Competência 2 – Orientação para resultados: Focar a ação em objetivos que acrescentam valor para a sociedade e para o cidadão, otimizando a utilização dos recursos, garantindo elevados padrões de qualidade e, no seu todo, a sustentabilidade da atividade da Administração Pública.
Competências transversais funcionais:
Competência 3 – Análise Crítica e resolução de problemas: Recolher, interpretar e compreender informação relacionada com a atividade, estabelecer relações e tirar conclusões lógicas a partir de factos e dados objetivos, antecipar e sinalizar problemas, utilizar processos técnico-científicos na abordagem aos problemas, e recorrer a diferentes fontes para encontrar soluções em tempo útil.
Competência 4 - Gestão do conhecimento: Adquirir, atualizar e aplicar o conhecimento , partilhar o conhecimento e garantir a captura, armazenamento e acesso às informações e ao conhecimento da organização.
Competência 5 – Organização, planeamento e gestão de projetos: Assegurar uma utilização metódica de informações e equipamentos, garantir o cumprimento de prazos, procedimentos, custos e padrões de qualidade, gerir as expectativas das partes interessadas, realizar ou respeitar o planeamento da atividade, sua e de outros, e preparar-se antecipadamente para as tarefas e atividades.

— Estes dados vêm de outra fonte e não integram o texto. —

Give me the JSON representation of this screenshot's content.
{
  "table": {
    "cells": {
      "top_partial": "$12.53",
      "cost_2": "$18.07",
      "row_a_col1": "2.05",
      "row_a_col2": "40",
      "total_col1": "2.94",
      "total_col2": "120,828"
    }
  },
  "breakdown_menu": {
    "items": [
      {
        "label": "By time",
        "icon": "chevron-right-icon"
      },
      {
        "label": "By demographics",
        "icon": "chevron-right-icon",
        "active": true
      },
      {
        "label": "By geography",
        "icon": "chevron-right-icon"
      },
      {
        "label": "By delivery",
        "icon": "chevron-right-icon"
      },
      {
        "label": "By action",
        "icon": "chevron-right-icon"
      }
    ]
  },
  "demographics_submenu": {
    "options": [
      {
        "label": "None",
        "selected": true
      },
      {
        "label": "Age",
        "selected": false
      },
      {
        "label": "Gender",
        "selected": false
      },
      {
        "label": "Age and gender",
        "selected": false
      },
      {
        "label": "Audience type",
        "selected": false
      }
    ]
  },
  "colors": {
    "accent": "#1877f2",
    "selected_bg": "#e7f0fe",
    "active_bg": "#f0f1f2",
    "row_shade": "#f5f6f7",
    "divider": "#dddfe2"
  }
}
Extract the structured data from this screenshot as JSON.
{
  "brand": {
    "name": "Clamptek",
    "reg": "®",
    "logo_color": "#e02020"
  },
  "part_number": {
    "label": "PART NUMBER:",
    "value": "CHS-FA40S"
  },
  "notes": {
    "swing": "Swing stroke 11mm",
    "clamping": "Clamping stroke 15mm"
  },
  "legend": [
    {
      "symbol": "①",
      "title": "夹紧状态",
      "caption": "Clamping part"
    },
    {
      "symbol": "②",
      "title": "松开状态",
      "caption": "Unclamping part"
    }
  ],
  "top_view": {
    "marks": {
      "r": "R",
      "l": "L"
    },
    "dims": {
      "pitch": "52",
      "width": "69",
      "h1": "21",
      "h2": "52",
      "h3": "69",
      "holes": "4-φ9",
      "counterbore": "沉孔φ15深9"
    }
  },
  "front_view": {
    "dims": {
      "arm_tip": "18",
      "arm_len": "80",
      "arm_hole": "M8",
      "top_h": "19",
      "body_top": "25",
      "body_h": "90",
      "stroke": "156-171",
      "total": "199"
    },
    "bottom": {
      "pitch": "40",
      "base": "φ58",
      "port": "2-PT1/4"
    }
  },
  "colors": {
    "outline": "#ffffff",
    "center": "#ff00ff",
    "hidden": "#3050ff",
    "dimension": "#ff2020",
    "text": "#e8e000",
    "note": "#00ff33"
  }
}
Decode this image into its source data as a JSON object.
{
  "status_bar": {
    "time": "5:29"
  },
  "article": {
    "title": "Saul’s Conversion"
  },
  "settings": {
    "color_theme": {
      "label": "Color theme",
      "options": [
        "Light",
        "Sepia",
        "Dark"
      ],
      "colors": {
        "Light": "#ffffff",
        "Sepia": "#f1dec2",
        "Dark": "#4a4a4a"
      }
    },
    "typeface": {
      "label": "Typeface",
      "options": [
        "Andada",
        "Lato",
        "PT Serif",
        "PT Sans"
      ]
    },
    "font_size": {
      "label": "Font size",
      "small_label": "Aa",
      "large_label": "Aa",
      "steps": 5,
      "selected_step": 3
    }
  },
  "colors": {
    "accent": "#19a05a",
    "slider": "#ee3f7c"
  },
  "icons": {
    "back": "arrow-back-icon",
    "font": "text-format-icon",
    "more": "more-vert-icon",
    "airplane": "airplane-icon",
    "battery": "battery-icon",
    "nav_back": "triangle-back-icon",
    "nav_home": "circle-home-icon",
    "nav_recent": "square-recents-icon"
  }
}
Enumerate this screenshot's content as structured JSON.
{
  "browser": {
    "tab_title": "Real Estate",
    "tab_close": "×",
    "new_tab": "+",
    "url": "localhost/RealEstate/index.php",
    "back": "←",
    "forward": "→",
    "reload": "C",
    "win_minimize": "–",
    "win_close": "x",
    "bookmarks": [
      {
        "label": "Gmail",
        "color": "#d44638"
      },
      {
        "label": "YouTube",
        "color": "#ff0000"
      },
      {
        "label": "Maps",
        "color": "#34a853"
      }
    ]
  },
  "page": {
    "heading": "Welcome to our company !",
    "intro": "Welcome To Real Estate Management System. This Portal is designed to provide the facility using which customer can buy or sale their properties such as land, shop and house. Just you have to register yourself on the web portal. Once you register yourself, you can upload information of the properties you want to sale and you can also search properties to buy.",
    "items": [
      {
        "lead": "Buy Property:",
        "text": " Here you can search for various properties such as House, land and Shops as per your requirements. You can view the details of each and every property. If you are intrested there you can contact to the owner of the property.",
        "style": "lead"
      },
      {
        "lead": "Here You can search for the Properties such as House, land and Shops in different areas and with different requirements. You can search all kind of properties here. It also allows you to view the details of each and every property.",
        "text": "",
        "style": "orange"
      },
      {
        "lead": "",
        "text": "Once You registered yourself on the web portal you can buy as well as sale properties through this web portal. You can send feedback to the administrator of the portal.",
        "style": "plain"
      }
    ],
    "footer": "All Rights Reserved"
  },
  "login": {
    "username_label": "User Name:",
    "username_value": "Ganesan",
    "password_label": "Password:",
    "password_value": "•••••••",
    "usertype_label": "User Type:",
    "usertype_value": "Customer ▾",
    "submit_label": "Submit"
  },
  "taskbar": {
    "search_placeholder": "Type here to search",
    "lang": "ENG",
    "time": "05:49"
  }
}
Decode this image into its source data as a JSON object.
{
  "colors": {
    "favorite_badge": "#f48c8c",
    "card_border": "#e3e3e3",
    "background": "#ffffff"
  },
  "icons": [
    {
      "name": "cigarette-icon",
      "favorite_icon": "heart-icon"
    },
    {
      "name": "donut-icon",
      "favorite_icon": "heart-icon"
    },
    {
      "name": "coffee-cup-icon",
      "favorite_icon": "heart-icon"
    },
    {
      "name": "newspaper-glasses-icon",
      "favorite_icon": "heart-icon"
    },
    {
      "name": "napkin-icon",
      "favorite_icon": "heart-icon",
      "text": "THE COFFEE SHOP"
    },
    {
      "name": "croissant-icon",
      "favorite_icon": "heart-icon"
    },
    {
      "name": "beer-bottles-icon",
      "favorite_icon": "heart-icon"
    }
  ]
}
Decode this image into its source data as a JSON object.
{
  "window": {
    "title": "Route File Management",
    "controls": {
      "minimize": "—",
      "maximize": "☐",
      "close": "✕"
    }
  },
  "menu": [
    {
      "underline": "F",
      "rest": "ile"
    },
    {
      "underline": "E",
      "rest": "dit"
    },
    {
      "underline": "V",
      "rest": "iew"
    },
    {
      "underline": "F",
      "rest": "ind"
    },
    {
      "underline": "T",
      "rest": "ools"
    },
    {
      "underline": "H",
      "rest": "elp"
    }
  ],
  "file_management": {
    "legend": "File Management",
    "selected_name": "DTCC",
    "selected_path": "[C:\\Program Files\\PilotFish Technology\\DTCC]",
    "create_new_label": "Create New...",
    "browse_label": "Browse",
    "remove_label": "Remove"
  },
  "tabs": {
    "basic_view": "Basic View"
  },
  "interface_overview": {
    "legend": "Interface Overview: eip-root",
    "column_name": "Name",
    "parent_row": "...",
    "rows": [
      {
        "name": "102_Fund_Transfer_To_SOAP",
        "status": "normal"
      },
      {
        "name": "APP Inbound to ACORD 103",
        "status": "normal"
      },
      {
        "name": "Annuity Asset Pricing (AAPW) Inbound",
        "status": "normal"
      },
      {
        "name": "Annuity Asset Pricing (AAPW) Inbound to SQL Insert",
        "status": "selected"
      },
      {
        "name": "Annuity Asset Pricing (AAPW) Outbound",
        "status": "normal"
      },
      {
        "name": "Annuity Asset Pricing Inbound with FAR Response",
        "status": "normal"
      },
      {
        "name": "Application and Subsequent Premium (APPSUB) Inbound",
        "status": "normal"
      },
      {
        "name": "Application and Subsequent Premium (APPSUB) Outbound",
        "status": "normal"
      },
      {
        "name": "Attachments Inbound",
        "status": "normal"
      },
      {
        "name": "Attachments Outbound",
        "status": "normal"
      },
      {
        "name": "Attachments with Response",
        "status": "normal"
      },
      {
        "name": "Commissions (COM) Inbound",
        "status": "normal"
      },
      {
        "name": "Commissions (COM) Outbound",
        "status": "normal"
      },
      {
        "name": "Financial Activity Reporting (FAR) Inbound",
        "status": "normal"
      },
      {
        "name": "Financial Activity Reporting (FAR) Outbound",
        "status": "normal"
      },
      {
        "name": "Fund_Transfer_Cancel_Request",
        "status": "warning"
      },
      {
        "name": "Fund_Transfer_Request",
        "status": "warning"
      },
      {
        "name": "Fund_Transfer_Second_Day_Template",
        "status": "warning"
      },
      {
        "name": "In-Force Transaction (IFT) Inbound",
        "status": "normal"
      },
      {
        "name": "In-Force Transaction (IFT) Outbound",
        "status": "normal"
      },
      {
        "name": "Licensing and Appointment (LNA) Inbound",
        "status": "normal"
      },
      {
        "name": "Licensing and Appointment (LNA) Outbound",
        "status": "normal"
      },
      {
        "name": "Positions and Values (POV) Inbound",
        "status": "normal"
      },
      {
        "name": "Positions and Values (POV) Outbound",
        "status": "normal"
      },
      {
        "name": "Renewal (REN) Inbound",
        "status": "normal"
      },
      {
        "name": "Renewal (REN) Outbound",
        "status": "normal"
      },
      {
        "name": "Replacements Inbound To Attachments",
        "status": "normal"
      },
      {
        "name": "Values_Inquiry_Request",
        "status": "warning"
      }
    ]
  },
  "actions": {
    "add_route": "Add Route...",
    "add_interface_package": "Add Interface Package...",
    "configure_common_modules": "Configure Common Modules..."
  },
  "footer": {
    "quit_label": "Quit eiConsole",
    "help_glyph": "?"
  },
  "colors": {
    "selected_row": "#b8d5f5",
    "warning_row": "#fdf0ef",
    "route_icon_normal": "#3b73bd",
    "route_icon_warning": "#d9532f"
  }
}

11.3.2. – Referência B – Técnico Superior de Criminologia
Competências transversais nucleares:
Competência 1 – Orientação para o serviço público: Atuar de acordo com os valores e princípios éticos, revelando compromisso com a missão do serviço público e contribuindo, pelo seu exemplo e conduta pessoal, para incrementar e reforçar a imagem de Administração Pública ao serviço do interesse coletivo.
Competência 2 – Orientação para resultados: Focar a ação em objetivos que acrescentam valor para a sociedade e para o cidadão, otimizando a utilização dos recursos, garantindo elevados padrões de qualidade e, no seu todo, a sustentabilidade da atividade da Administração Pública.
Competências transversais funcionais:
Competência 3 – Organização, planeamento e gestão de projetos: Assegurar uma utilização metódica de informações e equipamentos, garantir o cumprimento de prazos, procedimentos, custos e padrões de qualidade, gerir as expectativas das partes interessadas, realizar ou respeitar o planeamento da atividade, sua e de outros, e preparar-se antecipadamente para as tarefas e atividades.
Competência 4 – Coordenação de equipas: Coordenar eficazmente uma equipa, garantindo que as tarefas são executadas de forma organizada, eficiente, orientando e motivando os trabalhadores e acompanhando os resultados.
Competência 5 – Inteligência emocional: gerir as emoções, mostrar empatia e sensibilidade às emoções dos outros e tomar decisões equilibradas e refletidas.
11.3.3. – Referência C – Técnico Superior de Psicologia Clínica
Competências transversais nucleares:
Competência 1 – Orientação para o serviço público: Atuar de acordo com os valores e princípios éticos, revelando compromisso com a missão do serviço público e contribuindo, pelo seu exemplo e conduta pessoal, para incrementar e reforçar a imagem de Administração Pública ao serviço do interesse coletivo.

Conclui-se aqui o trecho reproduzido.